The colors are vivid, and the small animations accompanying tasks like charging are charming. It’s made of stainless steel and ceramic, and it’s comfortable to wear. Overall, I thought it was adequate for a 46mm smartwatch, that is, it was tolerable but not perfect for my tiny wrists. The OnePlus Watch is similar to the OnePlus Watch.
I found it a little uncomfortable during longer runs and had to wear it a little higher on my arm than a 42-44mm watch.This is a more masculine-looking watch. As a result, it may not be suitable for those of us who have smaller wrists. This is a well-made smartwatch aside from the appearance.
In terms of specifications, the Huawei Watch 3 is excellent. You get all the essential sensors, such as built-in GPS and heart rate tracking, and more advanced sensors like SpO2 and skin temperature measurement. Sleep tracking, in-depth fitness insights, stress, and blood oxygen level tests, and VO2 Max are all possible with these.
The watch also includes 2GB of RAM, which allows for quick app loading and menu scrolling. It also has a 5ATM water resistance rating with Bluetooth, LTE, and wifi capabilities. (Note: When paired with my iPhone, eSIM functionality was unavailable.
Thus I couldn’t test cellular connectivity.) However, a few items are missing. NFC payments, for example, are prohibited, and Huawei’s Celia voice assistant is unavailable in the United States. Several functions, such as gesture controls and a hand-washing timer, aren’t accessible at launch. Others have limitations based on where they live or what phone they have.
Huawei’s MeTime calling, for example, is limited to a few European and Asian nations, as well as Saudi Arabia and South Africa. Because of the Trump administration’s restriction on Huawei conducting business in the United States, the Huawei Watch 3 is currently unavailable in the United States. It is, however, available for £350 in the United Kingdom.

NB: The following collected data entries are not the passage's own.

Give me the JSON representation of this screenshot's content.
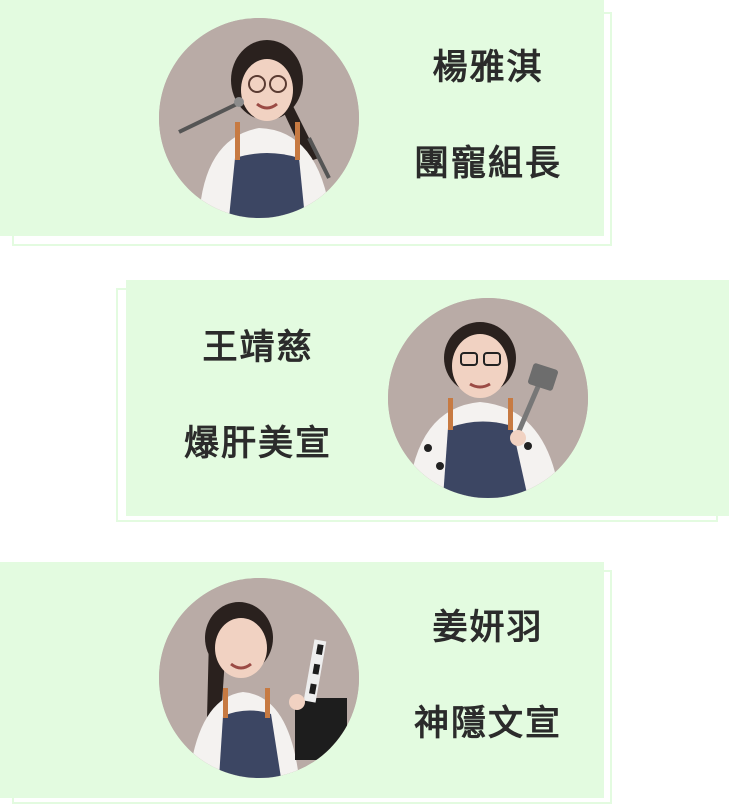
{
  "members": [
    {
      "name": "楊雅淇",
      "role": "團寵組長",
      "photo_alt": "member-photo-1"
    },
    {
      "name": "王靖慈",
      "role": "爆肝美宣",
      "photo_alt": "member-photo-2"
    },
    {
      "name": "姜妍羽",
      "role": "神隱文宣",
      "photo_alt": "member-photo-3"
    }
  ],
  "colors": {
    "card_bg": "#e3fbe0",
    "text": "#2b2b2b",
    "photo_bg": "#b9aba6",
    "apron": "#3c4663",
    "shirt": "#f4f2f0",
    "hair": "#2a211e",
    "skin": "#f1d2c2",
    "strap": "#c77a42"
  }
}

The Watch 3’s battery life is rated at three days, but I’ve only ever gotten around two days with regular use. That’s not bad, especially considering the Apple Watch’s battery life is still only a day, while Samsung’s watches have a battery life of roughly two days.
The watch managed to track a 90-minute 3.5-mile walk through Newport’s Cliff Walk with less than 30% battery and didn’t die until I returned to my hotel many hours later while on vacation. When it comes to charging, it takes roughly 90 minutes to get from zero to 100 percent, which is standard for most smartwatches.
In terms of the fundamentals, Huawei has created a solid gadget. I’d even go so far as to say that the hardware is fantastic. The Huawei Watch 3’s hardware, on the other hand, was never going to be an issue.